Ce documentaire est plein d'images d'archive et de témoignages de principaux membres actifs des Brigades Rouges qui expliquent en détail leurs stratégies politiques et militaires. C'est très intéressant, même si la deuxième partie de ce film est excessivement centrée sur l'assassinat du politicien Aldo Moro.

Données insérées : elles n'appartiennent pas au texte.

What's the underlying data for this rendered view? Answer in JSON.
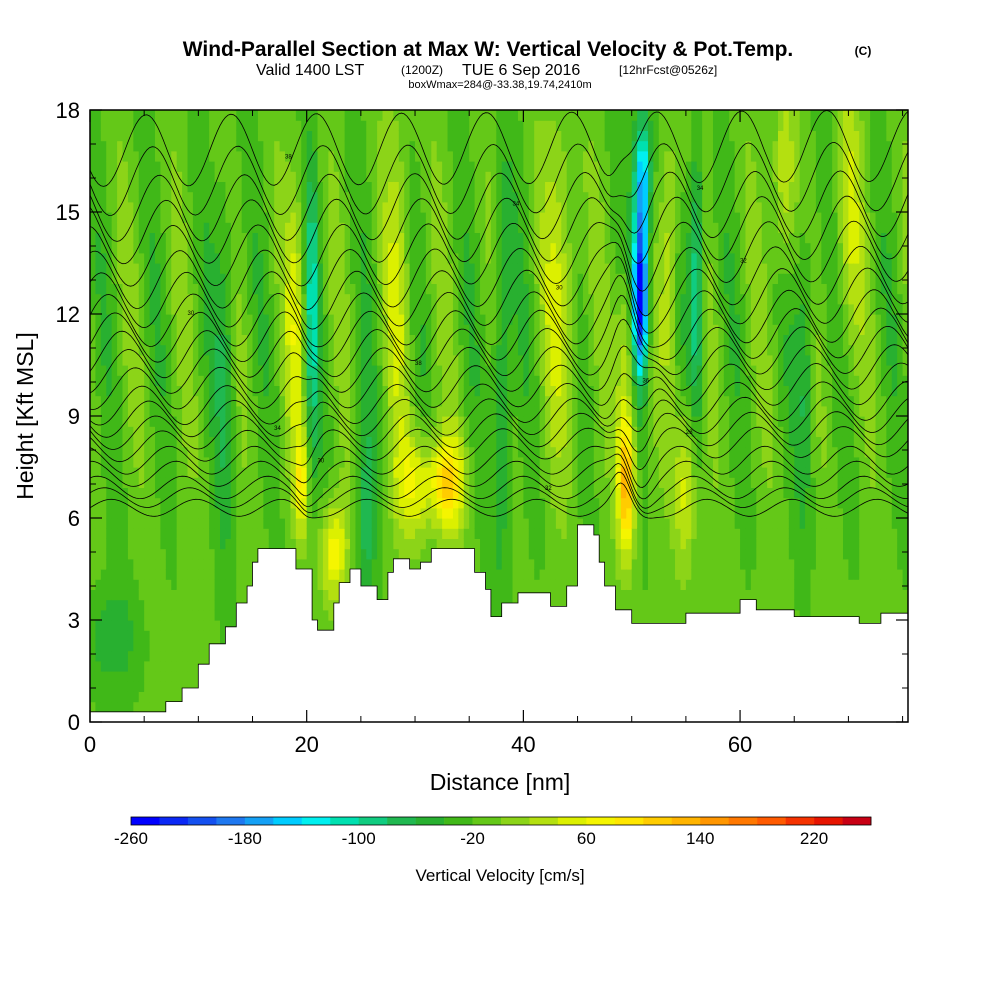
{
  "header": {
    "title_main": "Wind-Parallel Section at Max W: Vertical Velocity & Pot.Temp.",
    "title_mark": "(C)",
    "valid_pre": "Valid 1400 LST",
    "valid_utc": "(1200Z)",
    "valid_date": "TUE 6 Sep 2016",
    "forecast": "[12hrFcst@0526z]",
    "box_info": "boxWmax=284@-33.38,19.74,2410m"
  },
  "chart_data": {
    "type": "heatmap",
    "xlabel": "Distance [nm]",
    "ylabel": "Height [Kft MSL]",
    "xlim": [
      0,
      75.5
    ],
    "ylim": [
      0,
      18
    ],
    "x_ticks": [
      0,
      20,
      40,
      60
    ],
    "y_ticks": [
      0,
      3,
      6,
      9,
      12,
      15,
      18
    ],
    "x_tick_labels": [
      "0",
      "20",
      "40",
      "60"
    ],
    "y_tick_labels": [
      "0",
      "3",
      "6",
      "9",
      "12",
      "15",
      "18"
    ],
    "colorbar": {
      "label": "Vertical Velocity [cm/s]",
      "min": -260,
      "max": 260,
      "step": 20,
      "tick_values": [
        -260,
        -180,
        -100,
        -20,
        60,
        140,
        220
      ],
      "tick_labels": [
        "-260",
        "-180",
        "-100",
        "-20",
        "60",
        "140",
        "220"
      ],
      "colors": [
        "#0000ff",
        "#0a28f5",
        "#1450f0",
        "#1e78f0",
        "#14a0f5",
        "#00ccff",
        "#00f0f0",
        "#00e0b0",
        "#10cc80",
        "#20b850",
        "#28b030",
        "#40b818",
        "#64c818",
        "#8cd418",
        "#b4e010",
        "#dcf000",
        "#f5f500",
        "#ffe600",
        "#ffcc00",
        "#ffb400",
        "#ff9600",
        "#ff7800",
        "#ff5a00",
        "#f53200",
        "#e61400",
        "#c80014"
      ]
    },
    "wmax_cm_s": 284,
    "terrain_kft": [
      [
        0,
        0.3
      ],
      [
        7,
        0.3
      ],
      [
        7,
        0.6
      ],
      [
        8.5,
        0.6
      ],
      [
        8.5,
        1.0
      ],
      [
        10,
        1.0
      ],
      [
        10,
        1.7
      ],
      [
        11,
        1.7
      ],
      [
        11,
        2.3
      ],
      [
        12.5,
        2.3
      ],
      [
        12.5,
        2.8
      ],
      [
        13.5,
        2.8
      ],
      [
        13.5,
        3.5
      ],
      [
        14.5,
        3.5
      ],
      [
        14.5,
        4.0
      ],
      [
        15,
        4.0
      ],
      [
        15,
        4.7
      ],
      [
        15.5,
        4.7
      ],
      [
        15.5,
        5.1
      ],
      [
        19,
        5.1
      ],
      [
        19,
        4.5
      ],
      [
        20.5,
        4.5
      ],
      [
        20.5,
        3.0
      ],
      [
        21,
        3.0
      ],
      [
        21,
        2.7
      ],
      [
        22.5,
        2.7
      ],
      [
        22.5,
        3.5
      ],
      [
        23,
        3.5
      ],
      [
        23,
        4.1
      ],
      [
        24,
        4.1
      ],
      [
        24,
        4.5
      ],
      [
        25,
        4.5
      ],
      [
        25,
        4.0
      ],
      [
        26.5,
        4.0
      ],
      [
        26.5,
        3.6
      ],
      [
        27.5,
        3.6
      ],
      [
        27.5,
        4.4
      ],
      [
        28,
        4.4
      ],
      [
        28,
        4.8
      ],
      [
        29.5,
        4.8
      ],
      [
        29.5,
        4.5
      ],
      [
        30.5,
        4.5
      ],
      [
        30.5,
        4.7
      ],
      [
        31.5,
        4.7
      ],
      [
        31.5,
        5.1
      ],
      [
        33,
        5.1
      ],
      [
        33,
        5.1
      ],
      [
        35.5,
        5.1
      ],
      [
        35.5,
        4.4
      ],
      [
        36.5,
        4.4
      ],
      [
        36.5,
        3.9
      ],
      [
        37,
        3.9
      ],
      [
        37,
        3.1
      ],
      [
        38,
        3.1
      ],
      [
        38,
        3.5
      ],
      [
        39.5,
        3.5
      ],
      [
        39.5,
        3.8
      ],
      [
        42.5,
        3.8
      ],
      [
        42.5,
        3.4
      ],
      [
        44,
        3.4
      ],
      [
        44,
        4.0
      ],
      [
        45,
        4.0
      ],
      [
        45,
        5.8
      ],
      [
        46.5,
        5.8
      ],
      [
        46.5,
        5.5
      ],
      [
        47,
        5.5
      ],
      [
        47,
        4.7
      ],
      [
        47.5,
        4.7
      ],
      [
        47.5,
        4.0
      ],
      [
        48.5,
        4.0
      ],
      [
        48.5,
        3.3
      ],
      [
        50,
        3.3
      ],
      [
        50,
        2.9
      ],
      [
        55,
        2.9
      ],
      [
        55,
        3.2
      ],
      [
        60,
        3.2
      ],
      [
        60,
        3.6
      ],
      [
        61.5,
        3.6
      ],
      [
        61.5,
        3.3
      ],
      [
        65,
        3.3
      ],
      [
        65,
        3.1
      ],
      [
        71,
        3.1
      ],
      [
        71,
        2.9
      ],
      [
        73,
        2.9
      ],
      [
        73,
        3.2
      ],
      [
        75.5,
        3.2
      ]
    ],
    "theta_contours_c": [
      {
        "base_kft": 6.3,
        "label": ""
      },
      {
        "base_kft": 6.6,
        "label": ""
      },
      {
        "base_kft": 6.9,
        "label": "32"
      },
      {
        "base_kft": 7.3,
        "label": ""
      },
      {
        "base_kft": 7.7,
        "label": "30"
      },
      {
        "base_kft": 8.1,
        "label": ""
      },
      {
        "base_kft": 8.5,
        "label": "28"
      },
      {
        "base_kft": 8.9,
        "label": "34"
      },
      {
        "base_kft": 9.3,
        "label": ""
      },
      {
        "base_kft": 9.8,
        "label": "36"
      },
      {
        "base_kft": 10.3,
        "label": ""
      },
      {
        "base_kft": 10.8,
        "label": "38"
      },
      {
        "base_kft": 11.3,
        "label": ""
      },
      {
        "base_kft": 11.8,
        "label": "30"
      },
      {
        "base_kft": 12.4,
        "label": ""
      },
      {
        "base_kft": 13.0,
        "label": "30"
      },
      {
        "base_kft": 13.7,
        "label": "32"
      },
      {
        "base_kft": 14.4,
        "label": ""
      },
      {
        "base_kft": 15.1,
        "label": "34"
      },
      {
        "base_kft": 15.9,
        "label": "34"
      },
      {
        "base_kft": 16.8,
        "label": "38"
      }
    ]
  }
}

Ce film met en exergue plusieurs points communs entre les BR et les autres groupes européens de lutte armée. La doctrine bien entendu (antifascisme, communisme, autogestion, radicalité, lutte armée ciblée et réfléchie avec minimisation des dommages collatéraux, etc.), mais aussi le fonctionnement par vague / génération qui se succèdent quand l'une est démantelée par la police, ainsi que le choix des cibles (politiciens, patrons, presse) et le retournement de l'opinion publique. Je note aussi des différences Exemples : les Brigades Rouges étaient composées de groupes locaux décentralisés. Ils ont séquestré et assassinés des magistrats, des avocats et des gardiens de prison, ce qui n'est pas le cas des autres groupes. Leur mode d'action favori, la jambisation consiste à tirer plusieurs balles dans les jambes d'une victime, ce qui diffère de l'assassinat "propre" habituel.